The lake attracts visitors from all parts of Minnesota and the midwestern United States, who lodge at the lake's numerous resorts and hotels. Tourists are drawn by Lake Vermilion's reputation as a fishing destination, as well as its setting in the northern Minnesota wilderness. The lake is near the Superior National Forest and the Boundary Waters Canoe Area Wilderness (BWCAW).

The Minnesota DNR ranks Lake Vermilion as the fifth largest lake by surface area for bodies of water entirely within Minnesota borders. The surface area of Lake Vermilion is 39271 acre and has a maximum depth of 76 ft. It is located within the southernmost section of the Canadian Shield, and contains more than 365 islands.

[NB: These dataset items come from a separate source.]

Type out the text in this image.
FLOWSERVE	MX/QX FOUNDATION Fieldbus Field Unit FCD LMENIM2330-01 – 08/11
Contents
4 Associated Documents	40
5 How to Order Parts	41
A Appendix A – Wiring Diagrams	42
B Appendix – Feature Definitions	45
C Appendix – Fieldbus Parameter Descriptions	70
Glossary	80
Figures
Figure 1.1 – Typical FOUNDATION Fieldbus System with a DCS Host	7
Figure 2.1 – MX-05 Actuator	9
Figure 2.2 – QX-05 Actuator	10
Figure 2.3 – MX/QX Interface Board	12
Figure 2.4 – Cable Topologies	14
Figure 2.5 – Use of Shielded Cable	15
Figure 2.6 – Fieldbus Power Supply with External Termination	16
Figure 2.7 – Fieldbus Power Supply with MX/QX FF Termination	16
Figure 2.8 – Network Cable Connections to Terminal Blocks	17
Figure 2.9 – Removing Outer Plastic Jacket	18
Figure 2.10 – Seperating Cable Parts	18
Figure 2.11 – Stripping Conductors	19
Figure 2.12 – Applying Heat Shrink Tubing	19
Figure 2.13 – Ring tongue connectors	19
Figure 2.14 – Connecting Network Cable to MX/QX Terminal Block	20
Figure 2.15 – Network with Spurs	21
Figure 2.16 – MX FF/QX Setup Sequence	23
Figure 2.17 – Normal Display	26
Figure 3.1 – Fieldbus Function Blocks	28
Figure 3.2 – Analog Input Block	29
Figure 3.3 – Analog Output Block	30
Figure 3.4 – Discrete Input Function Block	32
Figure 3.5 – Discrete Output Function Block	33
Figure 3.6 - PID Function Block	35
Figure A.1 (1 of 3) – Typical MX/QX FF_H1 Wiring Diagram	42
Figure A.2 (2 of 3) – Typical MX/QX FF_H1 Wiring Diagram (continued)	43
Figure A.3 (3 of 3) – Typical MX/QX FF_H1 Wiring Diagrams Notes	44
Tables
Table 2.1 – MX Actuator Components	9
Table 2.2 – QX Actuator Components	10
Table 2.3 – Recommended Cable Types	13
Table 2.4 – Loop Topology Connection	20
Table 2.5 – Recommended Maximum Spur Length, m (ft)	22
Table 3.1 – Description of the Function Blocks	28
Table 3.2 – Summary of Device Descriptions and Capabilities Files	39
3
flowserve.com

Some fish consumption guideline restrictions have, from time-to-time, been placed on some of the lake's fish due to mercury contamination. Consumption of Northern pike and walleye over 15 inches should not exceed twice a week, however vacation fishing consumption is unlimited.

In 2007, Governor Tim Pawlenty announced the state was negotiating the purchase from U.S. Steel of a large area of land on the southeastern shore of the lake for a proposed new Minnesota state park. The sale of the land at a cost of $18 million was finalized in June 2010. Once the land was acquired, a new park was created, which included the purchased parcel and the existing Soudan Underground Mine State Park. The new park is called Lake Vermilion-Soudan Underground Mine State Park.

The Bois Forte Band of Chippewa has a small reservation on the lake, upon which is located Fortune Bay Resort and Casino.

The Stuntz Bay Boathouse Historic District was constructed in the first half of the 20th century by employees of the adjacent Soudan Iron Mine on the shores of the lake.